Cats on the Page @ the British Library

According to the song, ‘Everybody wants to be a cat,’ and this small, free and fun exhibition in the foyer of the British Library lets you see just how many writers, poets and illustrators have been inspired by the feline character.

The show brings together stories and illustrations involving cats from a wide range of texts over the last few hundred years.
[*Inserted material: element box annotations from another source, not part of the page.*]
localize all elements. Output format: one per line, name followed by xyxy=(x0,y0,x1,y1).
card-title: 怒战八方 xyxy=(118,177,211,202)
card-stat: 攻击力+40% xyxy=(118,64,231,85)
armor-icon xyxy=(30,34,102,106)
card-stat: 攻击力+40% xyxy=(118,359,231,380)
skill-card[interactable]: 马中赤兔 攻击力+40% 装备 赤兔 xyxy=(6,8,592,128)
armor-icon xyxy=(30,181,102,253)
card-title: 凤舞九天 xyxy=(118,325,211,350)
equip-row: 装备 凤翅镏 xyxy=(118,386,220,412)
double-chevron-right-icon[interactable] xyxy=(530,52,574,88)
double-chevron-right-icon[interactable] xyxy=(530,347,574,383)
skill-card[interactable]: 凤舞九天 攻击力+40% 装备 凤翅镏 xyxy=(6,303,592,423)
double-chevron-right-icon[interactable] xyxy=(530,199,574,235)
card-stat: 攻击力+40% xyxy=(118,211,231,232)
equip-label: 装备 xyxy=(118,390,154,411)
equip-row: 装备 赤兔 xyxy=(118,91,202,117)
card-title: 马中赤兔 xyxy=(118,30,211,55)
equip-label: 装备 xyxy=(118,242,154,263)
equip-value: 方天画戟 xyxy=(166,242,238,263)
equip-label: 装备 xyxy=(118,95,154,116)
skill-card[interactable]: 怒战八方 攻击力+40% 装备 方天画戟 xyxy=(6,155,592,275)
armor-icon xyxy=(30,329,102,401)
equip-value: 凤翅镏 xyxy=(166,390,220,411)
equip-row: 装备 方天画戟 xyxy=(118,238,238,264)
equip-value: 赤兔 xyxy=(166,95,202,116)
These range from nursery rhymes through to children’s classics such as Alice in Wonderland with its famous Cheshire Cat…

The Cheshire Cat - original illustration for Alice in Wonderland by Sir John Tenniel (1866)

The Cheshire Cat – original illustration for Alice in Wonderland by Sir John Tenniel (1866)

… to a display case devoted to Old Possum’s Book of Practical Cats, that extremely unexpected production by the Grand Master of poetic Modernism, T.S. Eliot, featuring original drafts of the poems with hand-written corrections…

Old Possum's Book of Practical Cats by T.S. Eliot, 1940 edition illustrated by Nicolas Bentley

Old Possum’s Book of Practical Cats by T.S. Eliot, 1940 edition illustrated by Nicolas Bentley

… through to more modern children’s classics like Winnie the Witch and her rapscalious cat, Wilbur.

Winnie the Witch and her cat, Wilbur, characters by Valerie Thomas, illustrations by Korky Paul

Winnie the Witch and her cat, Wilbur, characters by Valerie Thomas, illustrations by Korky Paul

The exhibition features a number of mewsical cats, and several who have written their autobiographies which shed a less than flattering light on their human owners.

There’s Orlando (The Marmalade Cat), hero of the series of 19 illustrated children’s books written by Kathleen Hale between 1938 and 1972.

Or Mog, who appears in 17 picture books by Judith Kerr, which have appeared between 1970 and 2015.

A section titled ‘The Purrfect crime’ features cats which have been involved in fictional crime, or have helped fictional crime fighters, sometimes giving the game away or… letting the cat out of the bag (an expression which dates back to the 18th century).

Many ‘traditional tails’ have featured strong independent cats, most notably Puss In Boots, who made his first appearance in a collection of fairy tales in the 1550s. 400 years later, a comic anti-hero appeared in the shape of The Cat in the Hat by Dr Seuss, who made his first appearance in 1957.

With their solitary and independent ‘cattitude’, cats have always aroused a sense of mystery. Rudyard Kipling’s Just So stories feature The Cat Who Walked By Himself.

The Cat that Walked by Himself by Rudyard Kipling (1902) illustration by Kipling himself

The Cat that Walked by Himself by Rudyard Kipling (1902) illustration by Kipling himself

I’d be ‘kitten’ you if I said it was worth making a pilgrimage to visit, but it’s worth popping into for half an hour if you’re in the King’s Cross / St Pancras area, to catch up with some fur-miliar, and some purr-haps less fur-miliar faces.

It includes a reading corner complete with children’s books, a family trail and sound recordings.